Both companies have spent years building brand presence across Africa, using South Africa as their launchpad. Now they’re ready to plant manufacturing roots — not just to sell cars, but to produce, distribute, and eventually export from South African soil.
Why South Africa?
Let’s break it down.
- Strategic location: South Africa offers access to the entire Southern African Development Community (SADC) — a massive consumer region stretching across 16 countries.
- Established infrastructure: Ports, rail lines, and industrial parks are already equipped to handle automotive manufacturing.
- Government support: Policies like the Automotive Production and Development Programme (APDP) make South Africa an attractive base for manufacturers.
- Skilled labour force: Decades of experience with Toyota, Ford, and BMW have cultivated a strong engineering and technical talent pool.
- Rising demand: Local buyers are hungry for affordable, high-tech, fuel-efficient vehicles — a niche that GWM and Chery excel in.
The combination is irresistible. For Chinese automakers looking to expand globally, South Africa isn’t just another market — it’s a gateway to the continent.
The Economic Ripple Effect
The GWM and Chery to assemble vehicles in South Africa initiative could generate a multi-layered economic impact.
First, jobs. Local assembly means new employment opportunities across the supply chain — from logistics to welding, from engineering to quality assurance. Experts estimate that each assembly plant could create between 2,000 and 5,000 direct jobs, with indirect employment multiplying that figure several times through suppliers and services.

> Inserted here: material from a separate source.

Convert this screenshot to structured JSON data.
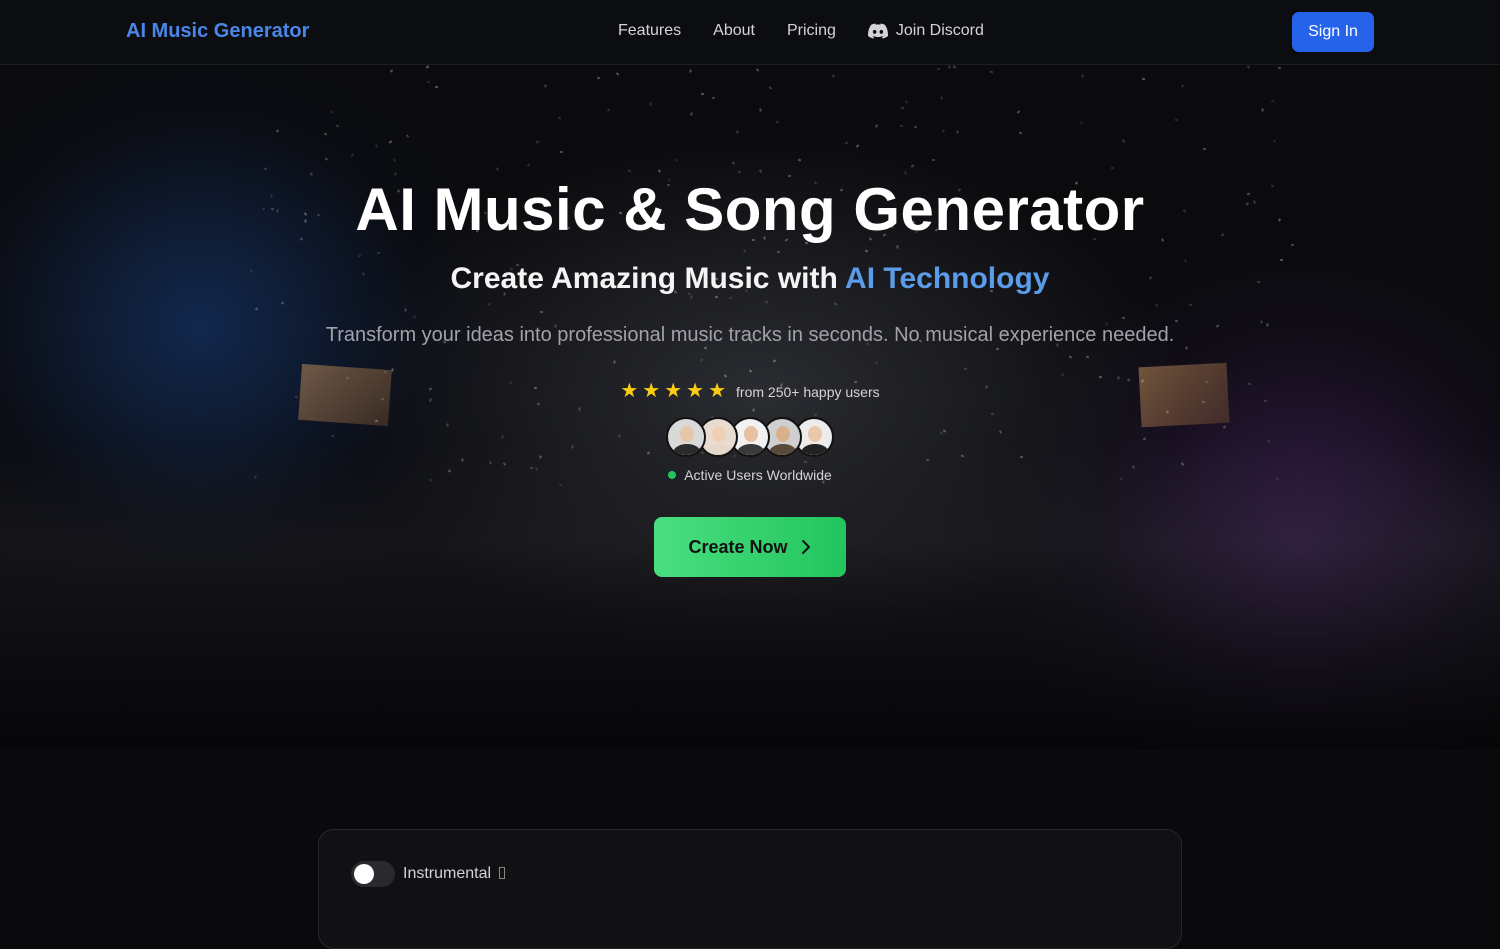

Second, skills transfer. Both companies have advanced manufacturing systems — integrating robotics, smart sensors, and data-driven efficiency. As these systems are adopted locally, South African technicians and engineers will gain world-class experience, boosting the nation’s industrial competence.

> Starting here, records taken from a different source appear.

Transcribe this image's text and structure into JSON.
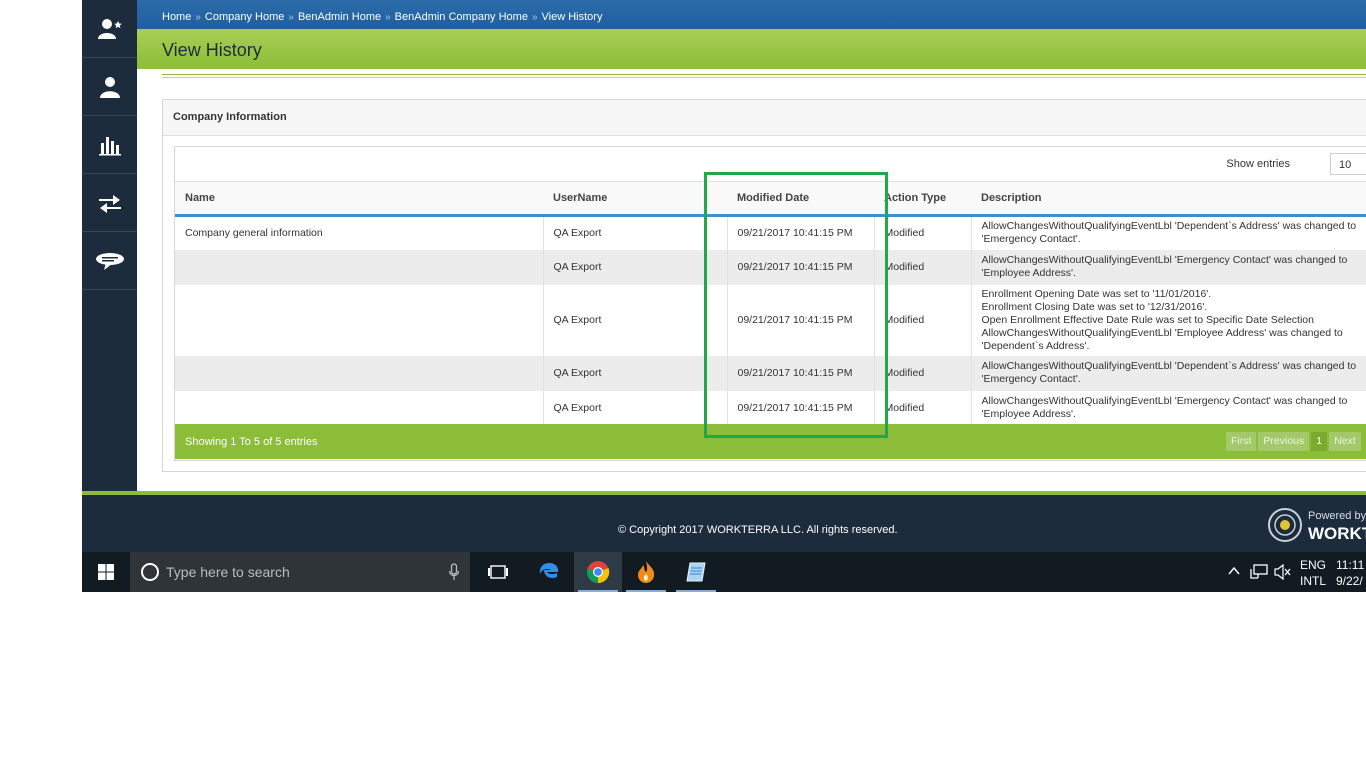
{
  "breadcrumb": [
    "Home",
    "Company Home",
    "BenAdmin Home",
    "BenAdmin Company Home",
    "View History"
  ],
  "breadcrumb_separator": "»",
  "page_title": "View History",
  "panel_title": "Company Information",
  "show_entries": {
    "label": "Show entries",
    "value": "10"
  },
  "table": {
    "columns": [
      "Name",
      "UserName",
      "Modified Date",
      "Action Type",
      "Description"
    ],
    "rows": [
      {
        "name": "Company general information",
        "user": "QA Export",
        "date": "09/21/2017 10:41:15 PM",
        "action": "Modified",
        "desc": "AllowChangesWithoutQualifyingEventLbl 'Dependent`s Address' was changed to\n'Emergency Contact'."
      },
      {
        "name": "",
        "user": "QA Export",
        "date": "09/21/2017 10:41:15 PM",
        "action": "Modified",
        "desc": "AllowChangesWithoutQualifyingEventLbl 'Emergency Contact' was changed to\n'Employee Address'."
      },
      {
        "name": "",
        "user": "QA Export",
        "date": "09/21/2017 10:41:15 PM",
        "action": "Modified",
        "desc": "Enrollment Opening Date was set to '11/01/2016'.\nEnrollment Closing Date was set to '12/31/2016'.\nOpen Enrollment Effective Date Rule was set to Specific Date Selection\nAllowChangesWithoutQualifyingEventLbl 'Employee Address' was changed to\n'Dependent`s Address'."
      },
      {
        "name": "",
        "user": "QA Export",
        "date": "09/21/2017 10:41:15 PM",
        "action": "Modified",
        "desc": "AllowChangesWithoutQualifyingEventLbl 'Dependent`s Address' was changed to\n'Emergency Contact'."
      },
      {
        "name": "",
        "user": "QA Export",
        "date": "09/21/2017 10:41:15 PM",
        "action": "Modified",
        "desc": "AllowChangesWithoutQualifyingEventLbl 'Emergency Contact' was changed to\n'Employee Address'."
      }
    ]
  },
  "summary": "Showing 1 To 5 of 5 entries",
  "pager": {
    "first": "First",
    "previous": "Previous",
    "current": "1",
    "next": "Next"
  },
  "footer": {
    "copyright": "© Copyright 2017 WORKTERRA LLC. All rights reserved.",
    "powered_by": "Powered by",
    "brand": "WORKTERRA"
  },
  "taskbar": {
    "search_placeholder": "Type here to search",
    "lang_top": "ENG",
    "lang_bottom": "INTL",
    "time": "11:11",
    "date": "9/22/"
  },
  "sidebar_icons": [
    "user-star-icon",
    "user-icon",
    "bar-chart-icon",
    "transfer-arrows-icon",
    "chat-bubble-icon"
  ],
  "colors": {
    "nav_dark": "#1d2c3d",
    "brand_green": "#8cbd38",
    "breadcrumb_blue": "#2d6cab",
    "highlight": "#22a84a"
  }
}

Third, supplier development. Local component manufacturers could be pulled into the orbit of global supply chains. From seats and dashboards to wiring harnesses and tyres, small businesses stand to benefit if localisation requirements are implemented.
And finally, exports. If South Africa becomes a hub for right-hand-drive production, these vehicles could find their way to markets in Australia, the UK, and across Africa — injecting new life into the country’s export earnings.
A Strategic Game for China’s Giants
For years, China’s auto manufacturers were seen as imitators rather than innovators. That perception has flipped dramatically. GWM and Chery have grown into sophisticated, design-driven, and technology-savvy giants.
GWM has carved its name with brands like Haval, Tank, and Ora, blending rugged SUVs with cutting-edge electric innovation. Chery, on the other hand, has built a reputation for style and value through sub-brands like Omoda, Jaecoo, and Jetour.
Their decision to assemble vehicles in South Africa is a move straight out of the long-term-vision playbook:
- GWM is likely to focus on pick-ups and SUVs — segments where it already dominates.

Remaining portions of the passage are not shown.